Var-Matin (Fréjus / Saint-Raphaël)
Franjou raconte son Festival de Ramatuelle
Il y a 35 ans, Jacqueline Franjou créait, avec Jean-Claude Brialy, cet événement estival. Elle en dévoile les coulisses dans son dernier livre qu’elle dédicace demain à la librairie Papiers Collés
Le festival de Ramatuelle a désormais son livre d’histoire. Sous la forme d’un album souvenirs illustré de photos inédites des artistes qui s’y sont produits et en ont fait la réputation, Jacqueline Franjou revient sur ces années bonheur avec un enthousiasme jamais avare d’anecdotes et de révélations (1). Le lecteur apprend ainsi comment tout a commencé. « Je portais en moi un projet ambitieux : fonder un festival d’écrivains de la presqu’île... Alors que j’allais me lancer dans cette aventure, le hasard voulut que je reçoive le fameux appel téléphonique de JeanClaude Brialy », raconte celle qui était à l’époque conseillère municipale de Ramatuelle.
De la folie
C’est à ce titre d’ailleurs que l’acteur la contacte car il cherche à acheter une maison dans le coin. La conversation s’engage. Elle : « Vous savez que Gérard Philipe est enterré à Ramatuelle dans son costume du Cid ? Ce serait une bonne idée de créer un festival de théâtre à sa mémoire ! ».
Lui : « Vous avez un théâtre ? » – « Non. » – « Vous avez de l’argent ? » – « Non. » – « Vous n’avez pas de théâtre, pas d’argent et vous voulez créer un festival ? Mais vous êtes folle...».

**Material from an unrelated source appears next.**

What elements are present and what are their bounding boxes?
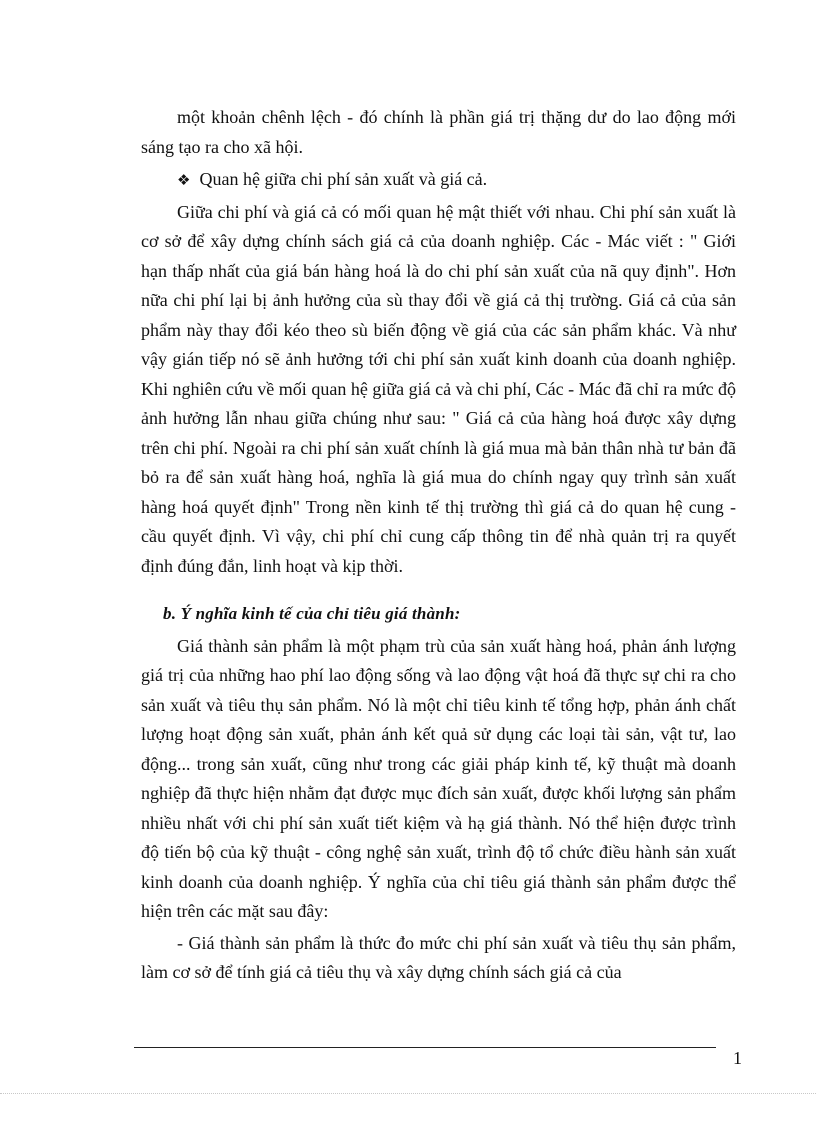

Déterminée plus précisément. Un an après, le 4 juillet 1985, «lepremier coup de pioche fut donné », pour faire surgir « en 27 jours et 27 nuits, ce théâtre de verdure dessiné par l’architecte Serge Mège . Et le 3 août, « Jean-Claude Brialy, déclara le premier festival de Ramatuelle ouvert ». Il en sera le directeur artistique jusqu’en 2007, avant que la maladie ne l’emporte.
Pas de regrets
Pour l’anecdote, c’est Marie-Paule Belle qui était invitée ce soir-là à essuyer les plâtres de ce « théâtre sous les étoiles », qui, pendant 35 ans, verra défiler une constellation de noms prestigieux : Barbara,
Jonasz, Sardou, Aznavour, Lucchini, Girardot, Arditi, Maillan, Bedos, Devos... Manquent à l’appel et à jamais, Léo Ferré, Coluche ou bien encore Jeanne Moreau. Jacqueline Franjou aurait bien voulu les voir à l’affiche de son festival mais « cela n’a pas pu se faire pour différentes raisons. Je ne dirais pas que ce sont des regrets, plutôt des rêves qui n’ont pas pu se réaliser ».

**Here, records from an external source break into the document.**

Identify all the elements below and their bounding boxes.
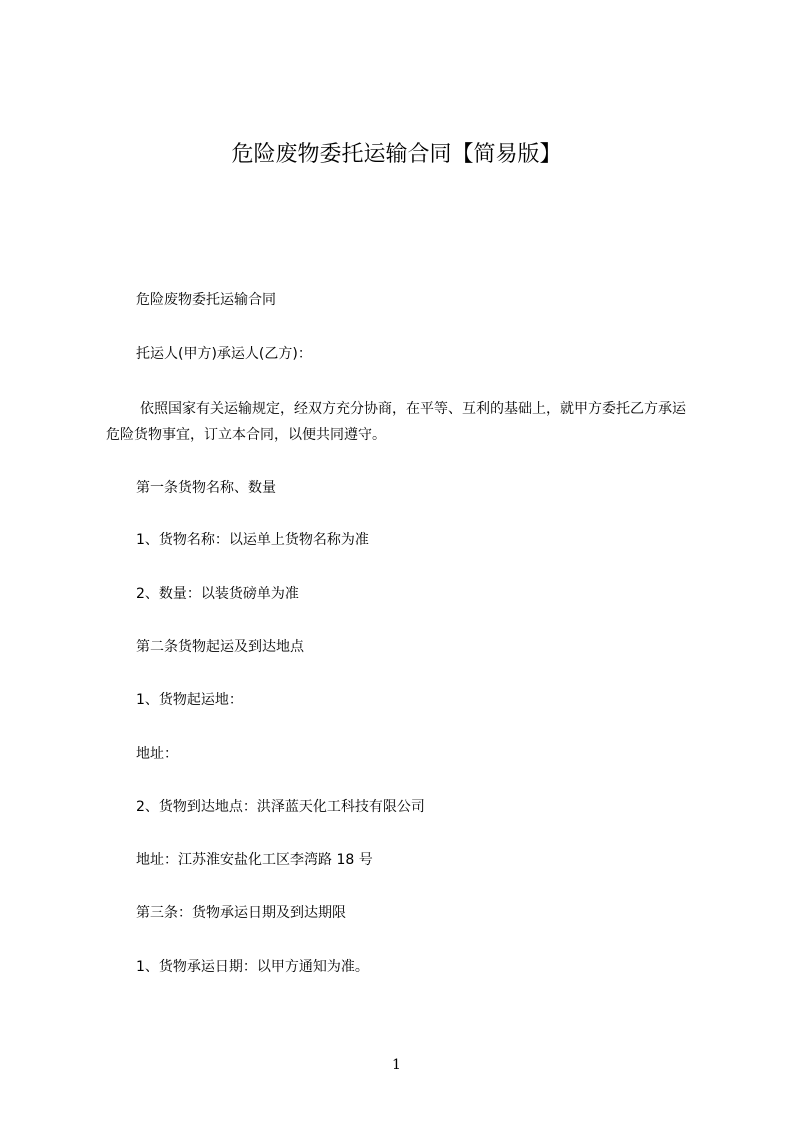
document-title: 危险废物委托运输合同【简易版】 (231, 142, 562, 167)
article2-destination-address: 地址：江苏淮安盐化工区李湾路 18 号 (136, 852, 373, 868)
article2-destination: 2、货物到达地点：洪泽蓝天化工科技有限公司 (136, 799, 425, 815)
parties-line: 托运人(甲方)承运人(乙方)： (136, 346, 312, 362)
page-number: 1 (392, 1057, 401, 1073)
preamble-paragraph: 依照国家有关运输规定，经双方充分协商，在平等、互利的基础上，就甲方委托乙方承运危险货物事宜，订立本合同，以便共同遵守。 (106, 401, 686, 443)
article2-origin: 1、货物起运地： (136, 692, 243, 708)
article1-heading: 第一条货物名称、数量 (136, 480, 276, 496)
article1-item1: 1、货物名称：以运单上货物名称为准 (136, 532, 369, 548)
article2-heading: 第二条货物起运及到达地点 (136, 639, 304, 655)
article3-item1: 1、货物承运日期：以甲方通知为准。 (136, 959, 369, 975)
article2-origin-address: 地址： (136, 746, 178, 762)
article3-heading: 第三条：货物承运日期及到达期限 (136, 905, 346, 921)
article1-item2: 2、数量：以装货磅单为准 (136, 586, 299, 602)
contract-heading: 危险废物委托运输合同 (136, 292, 276, 308)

À coup sûr, ces artistes auraient reçu eux aussi une avalanche de ces coussins rouges destinés au départ à amortir la dureté des gradins, avant que les spectateurs ne les lancent sur la scène au final pour signifier à l’artiste concerné, leur grande satisfaction.
« Nous n’avons jamais su qui fut le premier à improviser ce geste », écrit Jacqueline Franjou en évoquant ce qui deviendra une habitude baptisée « coussinomètre » par son équipe. Car « plus le public est heureux, plus le nombre de coussins envoyés est important » .Le souffleur du spectacle de Michel Galabru en fera les frais. « Il avait complètement disparu sous une avalanche de coussins », en sourit celle pour qui « le monde s’est arrêté de tourner » quand elle a appris le décès de Jean-Claude Brialy avec qui elle avait « fait l’amitié comme d’autres font l’amour... le premier jour ».
La présidente du Festival sera d’ailleurs à deux doigts de «ne pas poursuivre l’aventure sans lui » avant de comprendre que continuer « c’était perpétuer sa mémoire ». Et pour cela Michel Boujenah reprendra en 2008 le flambeau de directeur artistique. Il l’est toujours.
Encore une fois Jacqueline Franjou avait fait le bon choix. Comme celui de publier ce beau livre :
(1) « Je tenais à laisser quelque chose à tous ceux qui ont aimé le festival» . C’est fait et de belle manière. 1. Jacqueline Franjou dédicacera son livre publié aux éditions du Cherche Midi, demain à partir de 10 heures à la librairie Papiers Collés.